Он часто думал о том, как безрассудно мы принимаем повторяемость имен в жизни каждого из нас… – и удивлялся. Сам он всякий раз внутренне сжимался перед тем, как ему предстояло услышать имя новой знакомой или нового знакомого: было уже, есть уже имя это в его жизни? Даже и двух человек с одинаковым именем казалось ему много… многовато, и часто он переставал поддерживать отношения с одним из них просто потому, что не вмещало сердце его сразу двух – а уж трех или четырех и подавно – носителей одного и того же имени, что-то неправильное было в этом, что-то лишнее. Он ходил по свету так, как ходят совсем маленькие дети, приставая к незнакомым людям с вопросом: «Как тебя зовут?» – словно это самое главное в жизни, притом что это и есть самое главное! И он гордился тем, что среди подружек его за всю жизнь не было и двух с повторяющимися именами: сама возможность такого повторения вгоняла его в панику – нет-нет, пожалуйста, только не еще одна Мария, пожалуйста, нет!

«У тебя штучный подход к миру, – сказала ему Манон, – и даже немножко обидно, что мое имя играет для тебя такую большую роль…» Он развел руками, потому что штучный подход к миру у него и был, его пугали подобия. Самое страшное воспоминание для него – воспоминание об одной мастерской, где он увидел штук двадцать одинаковых каменных голов: это были головы Ленина, поскольку владелец мастерской зарабатывал на жизнь идеологически верным путем. Тогда ему попросту стало дурно, что проявилось в… – неважно. И, конечно, он никогда не покупал ничего там, где виднелись следы серийного производства и было развешено по двадцать одинаковых рубашек, десять одинаковых пиджаков, пять одинаковых пальто. Он готов был дорого платить за уникальность каждого предмета, проникавшего в его жизнь – кстати, проникавшего обычно с черного хода: из каких-то мимолетом посещенных не типично-туристских стран, из левых магазинчиков на задворках Копенгагена, из крохотных лавочек в центре старого города… дело было не в изощренности его вкуса – дело было в физическом неприятии серийности. Он даже почти никогда не смотрел фильмов с продолжением, достаточно было на экране возникнуть номеру серии – тут же переключал телевизор на другой канал: знал, что может вынести максимум две серии… максимум два круассана – его, наверное, стошнило бы от вида трех.

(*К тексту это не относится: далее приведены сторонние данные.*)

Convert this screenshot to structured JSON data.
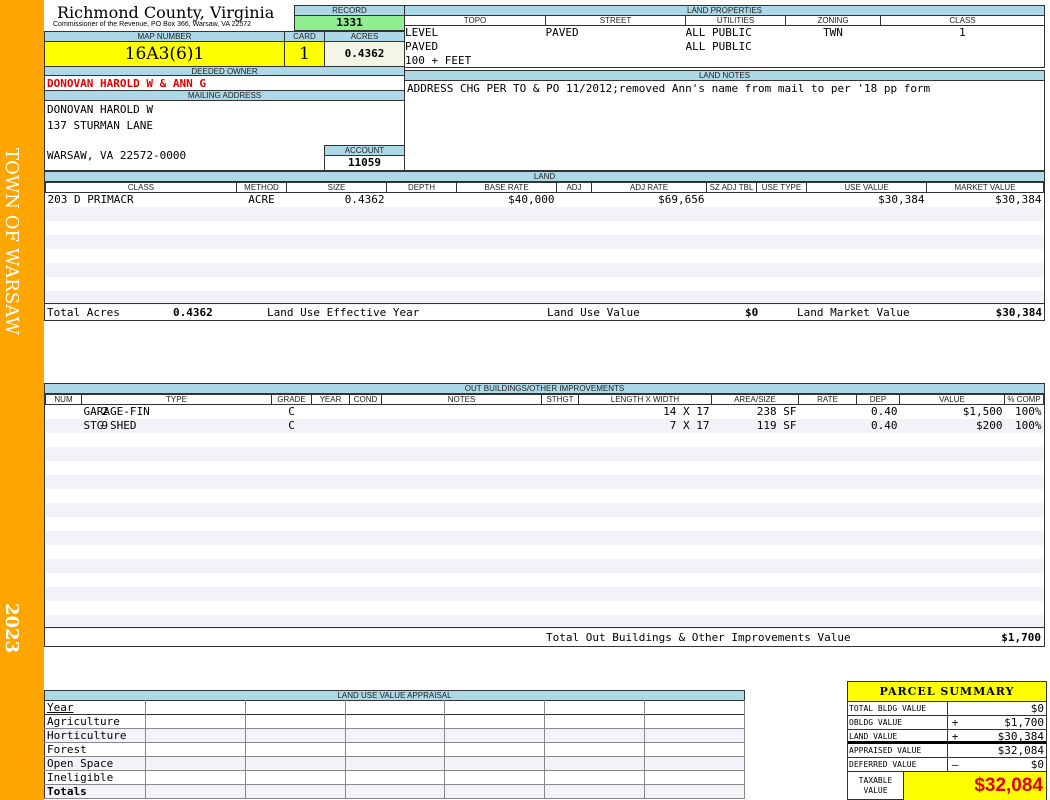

А то, что у-каждого-из-нас-есть-двойник… – так лишь бы не в одном месте, лишь бы не предъявленные взгляду здесь и теперь! И еще… он боялся близнецов, с детства, «харрисовским страхом», говорил дон Исидоро, а уж что в виду имел – не нам знать.

Один из близнецов обязательно казался ему подделкой, куклой, не живым человеком. И он не понимал, как можно дружить с близнецами, не зная, с кем именно ты говоришь в данный момент, не зная, дурачат тебя или нет. Ну и… Бог миловал: близнецов в его кругу никогда не водилось. А вот страха перед зеркалами, наоборот, не было: странное дело, зеркало почему-то не казалось ему предметом мистическим – просто кусок стекла… или что у них там покрывают то ли амальгамой, то ли серебром.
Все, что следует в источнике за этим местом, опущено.